You need AAIP when no voluntary carrier will write you and you still have an SR-22 filing requirement active. This happens most often after a DUI or a second at-fault accident within 36 months. Your existing carrier cancels mid-term. You shop the voluntary market — State Farm, GEICO, Progressive, Allstate — and each declines to quote or offers a rate you can't afford.
At that point you have two state-mandated obligations running in parallel: carry liability insurance at the state minimum and maintain SR-22 filing for the remainder of your 3-year period. AAIP satisfies both. The assigned carrier writes the policy and files the SR-22 as part of the enrollment process.
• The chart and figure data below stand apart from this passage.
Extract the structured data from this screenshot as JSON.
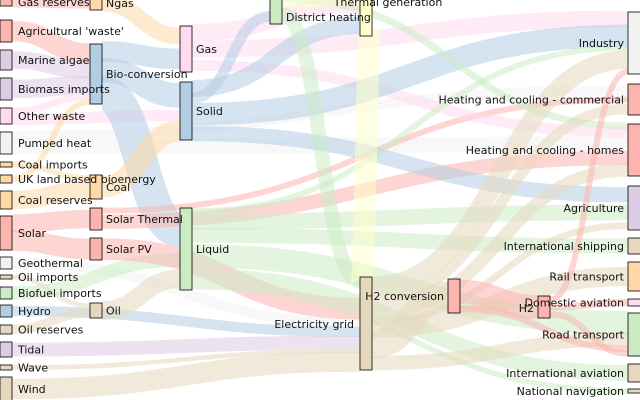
{
  "chart_data": {
    "type": "sankey",
    "nodes": [
      {
        "id": "gas_reserves",
        "label": "Gas reserves",
        "column": 0,
        "color": "#fbb4ae"
      },
      {
        "id": "agri_waste",
        "label": "Agricultural 'waste'",
        "column": 0,
        "color": "#fbb4ae"
      },
      {
        "id": "marine_algae",
        "label": "Marine algae",
        "column": 0,
        "color": "#decbe4"
      },
      {
        "id": "biomass_imports",
        "label": "Biomass imports",
        "column": 0,
        "color": "#decbe4"
      },
      {
        "id": "other_waste",
        "label": "Other waste",
        "column": 0,
        "color": "#fddaec"
      },
      {
        "id": "pumped_heat",
        "label": "Pumped heat",
        "column": 0,
        "color": "#f2f2f2"
      },
      {
        "id": "coal_imports",
        "label": "Coal imports",
        "column": 0,
        "color": "#fed9a6"
      },
      {
        "id": "uk_land_bio",
        "label": "UK land based bioenergy",
        "column": 0,
        "color": "#fed9a6"
      },
      {
        "id": "coal_reserves",
        "label": "Coal reserves",
        "column": 0,
        "color": "#fed9a6"
      },
      {
        "id": "solar",
        "label": "Solar",
        "column": 0,
        "color": "#fbb4ae"
      },
      {
        "id": "geothermal",
        "label": "Geothermal",
        "column": 0,
        "color": "#f2f2f2"
      },
      {
        "id": "oil_imports",
        "label": "Oil imports",
        "column": 0,
        "color": "#e5d8bd"
      },
      {
        "id": "biofuel_imports",
        "label": "Biofuel imports",
        "column": 0,
        "color": "#ccebc5"
      },
      {
        "id": "hydro",
        "label": "Hydro",
        "column": 0,
        "color": "#b3cde3"
      },
      {
        "id": "oil_reserves",
        "label": "Oil reserves",
        "column": 0,
        "color": "#e5d8bd"
      },
      {
        "id": "tidal",
        "label": "Tidal",
        "column": 0,
        "color": "#decbe4"
      },
      {
        "id": "wave",
        "label": "Wave",
        "column": 0,
        "color": "#e5d8bd"
      },
      {
        "id": "wind",
        "label": "Wind",
        "column": 0,
        "color": "#e5d8bd"
      },
      {
        "id": "ngas",
        "label": "Ngas",
        "column": 1,
        "color": "#fed9a6"
      },
      {
        "id": "bio_conversion",
        "label": "Bio-conversion",
        "column": 1,
        "color": "#b3cde3"
      },
      {
        "id": "coal",
        "label": "Coal",
        "column": 1,
        "color": "#fed9a6"
      },
      {
        "id": "solar_thermal",
        "label": "Solar Thermal",
        "column": 1,
        "color": "#fbb4ae"
      },
      {
        "id": "solar_pv",
        "label": "Solar PV",
        "column": 1,
        "color": "#fbb4ae"
      },
      {
        "id": "oil",
        "label": "Oil",
        "column": 1,
        "color": "#e5d8bd"
      },
      {
        "id": "gas",
        "label": "Gas",
        "column": 2,
        "color": "#fddaec"
      },
      {
        "id": "solid",
        "label": "Solid",
        "column": 2,
        "color": "#b3cde3"
      },
      {
        "id": "liquid",
        "label": "Liquid",
        "column": 2,
        "color": "#ccebc5"
      },
      {
        "id": "district_heating",
        "label": "District heating",
        "column": 3,
        "color": "#ccebc5"
      },
      {
        "id": "thermal_generation",
        "label": "Thermal generation",
        "column": 4,
        "color": "#ffffcc"
      },
      {
        "id": "electricity_grid",
        "label": "Electricity grid",
        "column": 4,
        "color": "#e5d8bd"
      },
      {
        "id": "h2_conversion",
        "label": "H2 conversion",
        "column": 5,
        "color": "#fbb4ae"
      },
      {
        "id": "h2",
        "label": "H2",
        "column": 6,
        "color": "#fbb4ae"
      },
      {
        "id": "industry",
        "label": "Industry",
        "column": 7,
        "color": "#f2f2f2"
      },
      {
        "id": "heat_commercial",
        "label": "Heating and cooling - commercial",
        "column": 7,
        "color": "#fbb4ae"
      },
      {
        "id": "heat_homes",
        "label": "Heating and cooling - homes",
        "column": 7,
        "color": "#fbb4ae"
      },
      {
        "id": "agriculture",
        "label": "Agriculture",
        "column": 7,
        "color": "#decbe4"
      },
      {
        "id": "intl_shipping",
        "label": "International shipping",
        "column": 7,
        "color": "#e5d8bd"
      },
      {
        "id": "rail_transport",
        "label": "Rail transport",
        "column": 7,
        "color": "#fed9a6"
      },
      {
        "id": "domestic_aviation",
        "label": "Domestic aviation",
        "column": 7,
        "color": "#fddaec"
      },
      {
        "id": "road_transport",
        "label": "Road transport",
        "column": 7,
        "color": "#ccebc5"
      },
      {
        "id": "intl_aviation",
        "label": "International aviation",
        "column": 7,
        "color": "#e5d8bd"
      },
      {
        "id": "national_navigation",
        "label": "National navigation",
        "column": 7,
        "color": "#e5d8bd"
      }
    ],
    "links": [
      {
        "source": "gas_reserves",
        "target": "ngas",
        "value": 3
      },
      {
        "source": "agri_waste",
        "target": "bio_conversion",
        "value": 5
      },
      {
        "source": "marine_algae",
        "target": "bio_conversion",
        "value": 4
      },
      {
        "source": "biomass_imports",
        "target": "bio_conversion",
        "value": 4
      },
      {
        "source": "other_waste",
        "target": "solid",
        "value": 3
      },
      {
        "source": "other_waste",
        "target": "bio_conversion",
        "value": 2
      },
      {
        "source": "pumped_heat",
        "target": "heat_homes",
        "value": 4
      },
      {
        "source": "pumped_heat",
        "target": "heat_commercial",
        "value": 2
      },
      {
        "source": "coal_imports",
        "target": "coal",
        "value": 1
      },
      {
        "source": "uk_land_bio",
        "target": "bio_conversion",
        "value": 1
      },
      {
        "source": "coal_reserves",
        "target": "coal",
        "value": 3
      },
      {
        "source": "solar",
        "target": "solar_thermal",
        "value": 4
      },
      {
        "source": "solar",
        "target": "solar_pv",
        "value": 5
      },
      {
        "source": "geothermal",
        "target": "electricity_grid",
        "value": 2
      },
      {
        "source": "oil_imports",
        "target": "oil",
        "value": 1
      },
      {
        "source": "biofuel_imports",
        "target": "liquid",
        "value": 2
      },
      {
        "source": "hydro",
        "target": "electricity_grid",
        "value": 2
      },
      {
        "source": "oil_reserves",
        "target": "oil",
        "value": 2
      },
      {
        "source": "tidal",
        "target": "electricity_grid",
        "value": 3
      },
      {
        "source": "wave",
        "target": "electricity_grid",
        "value": 1
      },
      {
        "source": "wind",
        "target": "electricity_grid",
        "value": 4
      },
      {
        "source": "ngas",
        "target": "gas",
        "value": 3
      },
      {
        "source": "bio_conversion",
        "target": "gas",
        "value": 4
      },
      {
        "source": "bio_conversion",
        "target": "solid",
        "value": 6
      },
      {
        "source": "bio_conversion",
        "target": "liquid",
        "value": 6
      },
      {
        "source": "coal",
        "target": "solid",
        "value": 4
      },
      {
        "source": "solar_thermal",
        "target": "heat_homes",
        "value": 3
      },
      {
        "source": "solar_thermal",
        "target": "heat_commercial",
        "value": 1
      },
      {
        "source": "solar_pv",
        "target": "electricity_grid",
        "value": 5
      },
      {
        "source": "oil",
        "target": "liquid",
        "value": 3
      },
      {
        "source": "gas",
        "target": "thermal_generation",
        "value": 2
      },
      {
        "source": "gas",
        "target": "industry",
        "value": 3
      },
      {
        "source": "gas",
        "target": "heat_homes",
        "value": 2
      },
      {
        "source": "solid",
        "target": "thermal_generation",
        "value": 2
      },
      {
        "source": "solid",
        "target": "industry",
        "value": 4
      },
      {
        "source": "solid",
        "target": "district_heating",
        "value": 1
      },
      {
        "source": "solid",
        "target": "agriculture",
        "value": 2
      },
      {
        "source": "liquid",
        "target": "road_transport",
        "value": 4
      },
      {
        "source": "liquid",
        "target": "intl_aviation",
        "value": 2
      },
      {
        "source": "liquid",
        "target": "intl_shipping",
        "value": 2
      },
      {
        "source": "liquid",
        "target": "agriculture",
        "value": 2
      },
      {
        "source": "liquid",
        "target": "industry",
        "value": 1
      },
      {
        "source": "liquid",
        "target": "national_navigation",
        "value": 1
      },
      {
        "source": "district_heating",
        "target": "heat_homes",
        "value": 1
      },
      {
        "source": "district_heating",
        "target": "electricity_grid",
        "value": 2
      },
      {
        "source": "thermal_generation",
        "target": "electricity_grid",
        "value": 3
      },
      {
        "source": "thermal_generation",
        "target": "district_heating",
        "value": 1
      },
      {
        "source": "electricity_grid",
        "target": "industry",
        "value": 4
      },
      {
        "source": "electricity_grid",
        "target": "heat_homes",
        "value": 3
      },
      {
        "source": "electricity_grid",
        "target": "heat_commercial",
        "value": 2
      },
      {
        "source": "electricity_grid",
        "target": "road_transport",
        "value": 3
      },
      {
        "source": "electricity_grid",
        "target": "rail_transport",
        "value": 2
      },
      {
        "source": "electricity_grid",
        "target": "agriculture",
        "value": 1
      },
      {
        "source": "electricity_grid",
        "target": "h2_conversion",
        "value": 5
      },
      {
        "source": "h2_conversion",
        "target": "h2",
        "value": 3
      },
      {
        "source": "h2_conversion",
        "target": "road_transport",
        "value": 1
      },
      {
        "source": "h2",
        "target": "domestic_aviation",
        "value": 1
      },
      {
        "source": "h2",
        "target": "industry",
        "value": 1
      },
      {
        "source": "h2",
        "target": "road_transport",
        "value": 1
      }
    ]
  }
}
You cannot skip AAIP and drive uninsured just because rates are high. Illinois monitors SR-22 compliance electronically. If your filing lapses, the Secretary of State suspends your license the same day. AAIP may be expensive, but it keeps you legal and prevents a suspension that resets your entire SR-22 clock back to zero.
How to Enroll in the Illinois AAIP
You apply for AAIP through a licensed insurance agent or broker — you cannot apply directly to the state. The agent submits your application to the Illinois AAIP servicing office, which assigns you to a participating carrier within 10 business days. The assigned carrier contacts you with a quote at state-approved rates.
You must accept the quote and pay the first installment to bind coverage. Once bound, the carrier files your SR-22 electronically if you have an active filing requirement. The filing appears in the Secretary of State system within 48 hours and your license reinstatement or compliance period begins.
AAIP policies renew annually. You remain in the assigned risk pool until a voluntary carrier is willing to write you. That typically happens 12–24 months into clean driving after your violation — earlier if you complete a defensive driving course or maintain continuous coverage without lapses.
What AAIP Coverage Costs in Illinois
AAIP rates are set by the state and filed annually by each participating carrier. A driver with a single DUI typically pays $180–$280 per month for state minimum liability coverage through AAIP. A driver with multiple violations or an at-fault accident while uninsured can pay $300–$450 per month for the same coverage.
These rates include the cost of SR-22 filing if required. AAIP carriers do not offer multi-policy discounts, good driver discounts, or telematics programs. The rate you're quoted is the rate you pay. Payment plans are available — most AAIP carriers allow monthly installments with a $5–$10 installment fee per payment.
Estimates based on available industry data; individual rates vary by driving history, vehicle, coverage selections, and exact violation type. AAIP is the most expensive legal coverage option in Illinois, but it is often the only option for drivers with recent high-risk violations.
How to Exit AAIP and Return to the Voluntary Market
You exit AAIP by shopping the voluntary market every 6–12 months and requesting quotes from carriers that write high-risk policies. Progressive, The General, Dairyland, and Bristol West actively quote drivers with DUIs and SR-22 requirements in Illinois. If a voluntary carrier offers you coverage, you can cancel your AAIP policy and switch.
Your AAIP policy does not automatically end when you become eligible for voluntary coverage. You must actively shop, bind a new policy, and cancel AAIP in writing. If you cancel AAIP without replacement coverage in place, your SR-22 lapses and the state suspends your license immediately.
Most drivers exit AAIP 12–18 months after enrollment if they maintain continuous coverage and avoid new violations. Completing an Illinois-approved defensive driving course can make you eligible for voluntary market coverage 6 months earlier. The course does not reduce your SR-22 filing period, but it signals lower risk to underwriters and can reduce your premium 10–15% once you're back in the voluntary market.